Они несколько минут шли молча. Город был темен – светомаскировка делала свое дело. Часто встречались патрули милиции и домкомов. Страшно не было, но казалось настороженность разлита в воздухе.
– Знаешь, – неожиданно тих, сказал Миша, – мы с мамой жили восемь лет с соседом. Кто он уже, наверное, не важно. А вчера во время налета.
Миша замолчал. Он обернулся по сторонам. И как-то странно поправил кепку.
– Что во время налета, – машинально переспросила Татьяна.
– Во время бомбежки сосед открыл окна своей комнаты, включил все лампы и закричал, гладя на надвигавшуюся волну черных германских самолетов: «красота-то, какая немцы пришли!», – очень тихо рассказал Миша, – наверное, его комната уже свободна.
Татьяна хрустнула пальцами:
– Ты думаешь это очень интимно? Рассказывать истории, за которые дают немалые сроки? Может ты считаешь, что это меня возбуждает? Или это позволит тебе подобраться ко мне ближе?
– Нет, нет, – сказал он, – я о том кто кого и как долго знает. Можно знать человека очень долго, а потом получить такое.
Она кивнула:
– Можно и так, а можно и наоборот. Если тебя это интересует, то я замужем. Он хороший человек, а жизнь у нас как у всех. И не лучше и не хуже. Разве, что детей нет.
– Хороший человек, – тихо сказал Миша, – хороший, а не любимый.
– И не начинай, – прервала его Татьяна, – в семейных отношениях много основано не на сиюминутных чувствах, когда кипят эмоции, а на то, что пережито вместе. Это фундамент семейной жизни, а эмоции, порывы только краска на стенах этого дома.

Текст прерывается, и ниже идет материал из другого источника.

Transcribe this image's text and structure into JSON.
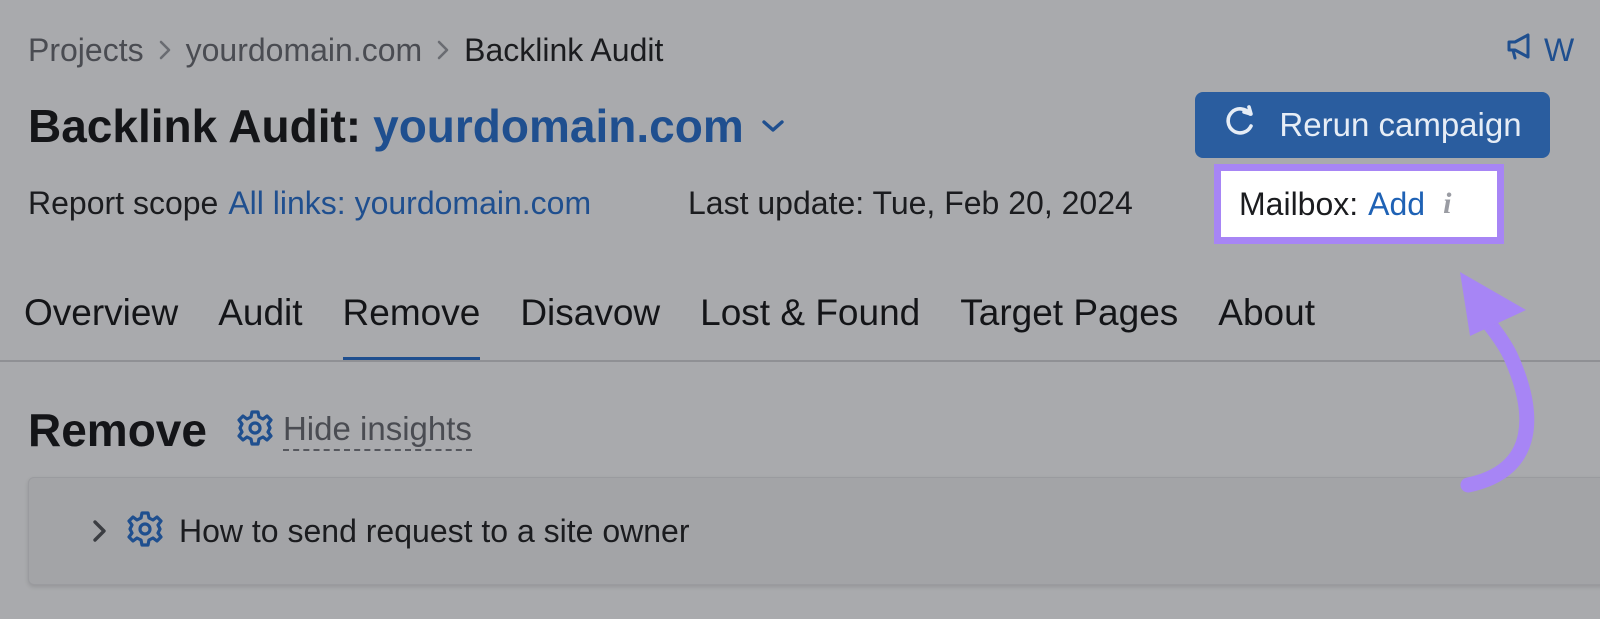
{
  "breadcrumb": {
    "items": [
      "Projects",
      "yourdomain.com",
      "Backlink Audit"
    ]
  },
  "announcement": {
    "label": "W"
  },
  "header": {
    "title_prefix": "Backlink Audit:",
    "domain": "yourdomain.com",
    "rerun_label": "Rerun campaign"
  },
  "meta": {
    "scope_label": "Report scope",
    "scope_value": "All links: yourdomain.com",
    "last_update": "Last update: Tue, Feb 20, 2024",
    "mailbox_label": "Mailbox:",
    "mailbox_action": "Add",
    "info_glyph": "i"
  },
  "tabs": [
    {
      "label": "Overview"
    },
    {
      "label": "Audit"
    },
    {
      "label": "Remove"
    },
    {
      "label": "Disavow"
    },
    {
      "label": "Lost & Found"
    },
    {
      "label": "Target Pages"
    },
    {
      "label": "About"
    }
  ],
  "section": {
    "title": "Remove",
    "hide_insights": "Hide insights",
    "insight_item": "How to send request to a site owner"
  },
  "colors": {
    "accent": "#1f4f8f",
    "link": "#1f62b5",
    "highlight": "#a785f5",
    "overlay_bg": "#a9aaad"
  },
  "icons": {
    "announce": "megaphone-icon",
    "rerun": "refresh-icon",
    "settings": "gear-icon",
    "expand": "chevron-right-icon",
    "dropdown": "chevron-down-icon"
  }
}
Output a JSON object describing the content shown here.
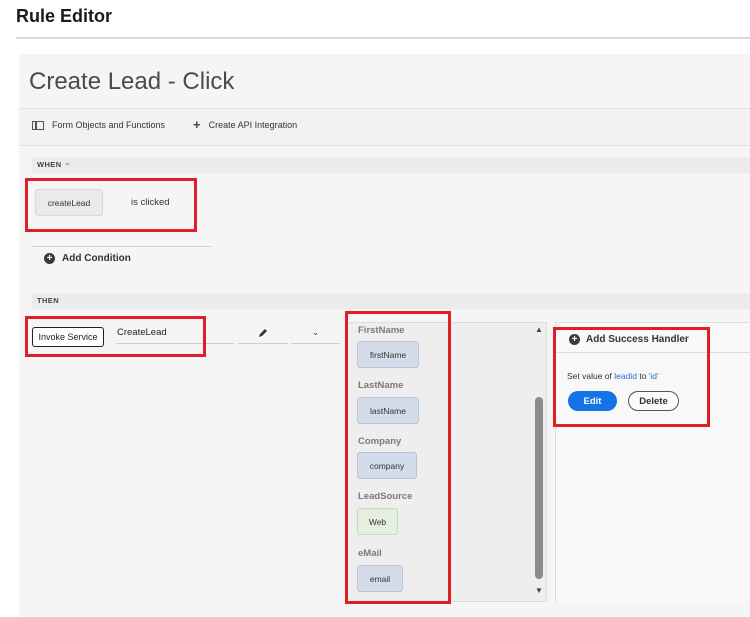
{
  "app": {
    "title": "Rule Editor"
  },
  "rule": {
    "name": "Create Lead - Click"
  },
  "toolbar": {
    "objects_label": "Form Objects and Functions",
    "objects_icon": "panel-icon",
    "api_label": "Create API Integration",
    "api_icon": "plus-icon"
  },
  "when": {
    "label": "WHEN",
    "component": "createLead",
    "event": "is clicked",
    "add_condition": "Add Condition"
  },
  "then": {
    "label": "THEN",
    "action": "Invoke Service",
    "service": "CreateLead",
    "params": [
      {
        "label": "FirstName",
        "value": "firstName",
        "kind": "field"
      },
      {
        "label": "LastName",
        "value": "lastName",
        "kind": "field"
      },
      {
        "label": "Company",
        "value": "company",
        "kind": "field"
      },
      {
        "label": "LeadSource",
        "value": "Web",
        "kind": "literal"
      },
      {
        "label": "eMail",
        "value": "email",
        "kind": "field"
      }
    ]
  },
  "success_handler": {
    "add_label": "Add Success Handler",
    "summary_prefix": "Set value of",
    "summary_field": "leadid",
    "summary_mid": "to",
    "summary_value": "'id'",
    "edit_label": "Edit",
    "delete_label": "Delete"
  },
  "colors": {
    "highlight": "#e11d25",
    "accent": "#1473e6",
    "link": "#2d6bd0"
  }
}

– Ты мне говоришь это потому, что знаешь, что я не оставлю тебя? – поинтересовался он.
– Да, согласилась Татьяна.
Мимо прошел патруль местного домкома: две тетушки преклонного возраста старательно шагали рядом с крупным мужчиной через плечо, которого висела санитарная сумка. Когда шаги патруля стихли, она сказала:
– Ты не из тех, кто, узнав, что женщина замужем попрощается и исчезнет навсегда. Но ты должен значить, что все сложнее и одним напором и верностью мои семейные проблемы не решить.
Миша снова поправил кепку:
– Наверное, во время этой войны я вырасту.
– Во всех смыслах? – рассмеялась Татьяна.
– Во всех, – согласился он, – мертвые не берут с собой ничего. Но когда они умирают, то не знают об этом.
– Если ты о том, что он тяжело болен. То это правда. Но я ему обязана спасением. Или считаю, что обязана. Или он это считает. В общем, нас связывает куда больше, чем совместная комната.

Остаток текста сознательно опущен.